How to get good with ggplot2?

It takes about 1h and 5h to be competent with the qplot and ggplot commands. There is a great R Graphics Cookbook which gets you up the learning curve with the least pain possible. It can be found on Amazon or via google.1

The book is around 400 pages long. It splits broadly into three sections. The first deals with creating the standard chart types (bar charts, histograms, scatter plots..). The second shows you how to customise appearance (annotations, axes, legends…). The final section contains more advanced features such as facet plotting and outputting for presentations. Almost all the chapters are self-contained and you can jump-in on the page most relevant to you!

Motivational examples

Example

Syntax

The key theoretical elements in the ggplot() syntax are given below. You will see these words sprinkled around in every ggplot2 command:

  • data, ie. a data-frame. These contain the variables to be visualised

  • geoms, eg. points or curves. These are the geometric objects which we want to draw to represent the data.

  • aesthetics,eg. x or y coordinates. These are the attributes of the geoms which are needed to draw the object.

  • mappings. These link variables in the data to aethetic attributes.

  • scales eg. continuous or discrete. These define how the values of variables in the data should be mapped to values of the aesthetic in the chart.

  • guides, eg. tick marks or axis labels. These tell the user how to map between the visual space in the chart to the data space.

Code Part 1

Here is an example of how mapping between data and charts is done in ggplot.

The code starts with a basic ggplot() expression:

plot8<-ggplot(data=size_data,aes(x=Category,y=Space))

We create a ggplot object using the dataframe, size_data. We also create default aesthetic mappings within the aes() command:

  • x=Category assigns the Variable Category to the aesthetic attribute x
  • y=Space assigns the variable Space to the aesthetic attribute y

We then assign our ggplot object to a variable plot8 for later use.

Code Part 2

The next thing to do is to instruct ggplot which geometric object to draw in the chart. We choose to draw a boxplot using the geom_boxplot() command:

plot8<-plot8+
        geom_boxplot(fill="lightblue")+
        scale_y_continuous(limits=c(0,10000),breaks=seq(0,10000,2000))+
        labs(x="Category Of Space (sqm)",y="Size of Space")

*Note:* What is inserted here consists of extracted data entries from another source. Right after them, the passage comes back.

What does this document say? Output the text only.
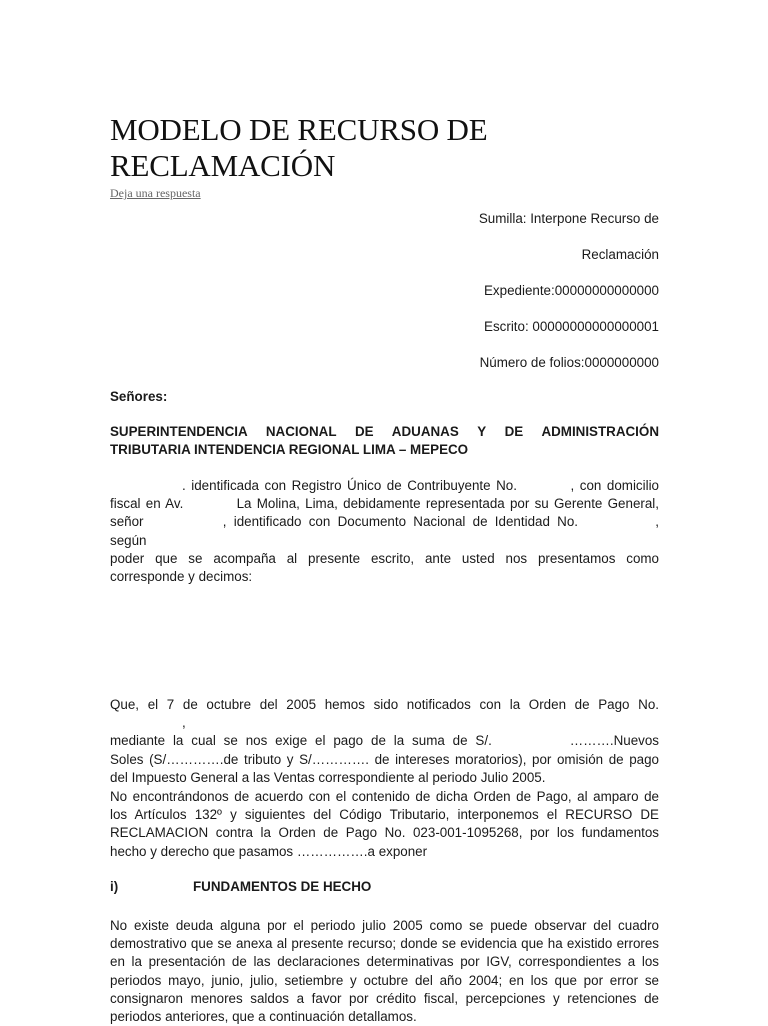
MODELO DE RECURSO DE
RECLAMACIÓN
Deja una respuesta

Sumilla: Interpone Recurso de

Reclamación

Expediente:00000000000000

Escrito: 00000000000000001

Número de folios:0000000000

Señores:

SUPERINTENDENCIA NACIONAL DE ADUANAS Y DE ADMINISTRACIÓN
TRIBUTARIA INTENDENCIA REGIONAL LIMA – MEPECO

. identificada con Registro Único de Contribuyente No.	, con domicilio
fiscal en Av.	La Molina, Lima, debidamente representada por su Gerente General,
señor	, identificado con Documento Nacional de Identidad No.	, según
poder que se acompaña al presente escrito, ante usted nos presentamos como
corresponde y decimos:
Que, el 7 de octubre del 2005 hemos sido notificados con la Orden de Pago No. ,
mediante la cual se nos exige el pago de la suma de S/.	……….Nuevos
Soles (S/………….de tributo y S/…………. de intereses moratorios), por omisión de pago
del Impuesto General a las Ventas correspondiente al periodo Julio 2005.
No encontrándonos de acuerdo con el contenido de dicha Orden de Pago, al amparo de
los Artículos 132º y siguientes del Código Tributario, interponemos el RECURSO DE
RECLAMACION contra la Orden de Pago No. 023-001-1095268, por los fundamentos
hecho y derecho que pasamos …………….a exponer

i)	FUNDAMENTOS DE HECHO

No existe deuda alguna por el periodo julio 2005 como se puede observar del cuadro
demostrativo que se anexa al presente recurso; donde se evidencia que ha existido errores
en la presentación de las declaraciones determinativas por IGV, correspondientes a los
periodos mayo, junio, julio, setiembre y octubre del año 2004; en los que por error se
consignaron menores saldos a favor por crédito fiscal, percepciones y retenciones de
periodos anteriores, que a continuación detallamos.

Additionally, using the + sign we add scale and guide commands:

  • scale_y_continuous() extends the default mapping from data to the y co-ordinate to accept a wider range of values

  • labs() adds visual guides to indicate what each axis means

Code Part 3 Finally we run the chart

plot8

Conclusions

Key Advantages

  • Quick to produce publication quality individual charts

  • Theme property ensures consistent look and feel across all charts

  • Able to handle large datasets albeit not always at light speed

  • “Statbin” plotting options to present results on large datasets

  • Simple syntax reduces learning time and can be applied to a huge variety of charts

Disadvantages

  • ggplot() requires the data to be in a data frame

  • Not straightforward to produce lattices/grids of charts, though facet plots can provide a get out of jail card

  • Common language does limit flexibility when producing something highly customised


  1. the R Graphics Cookbook by Winston Chang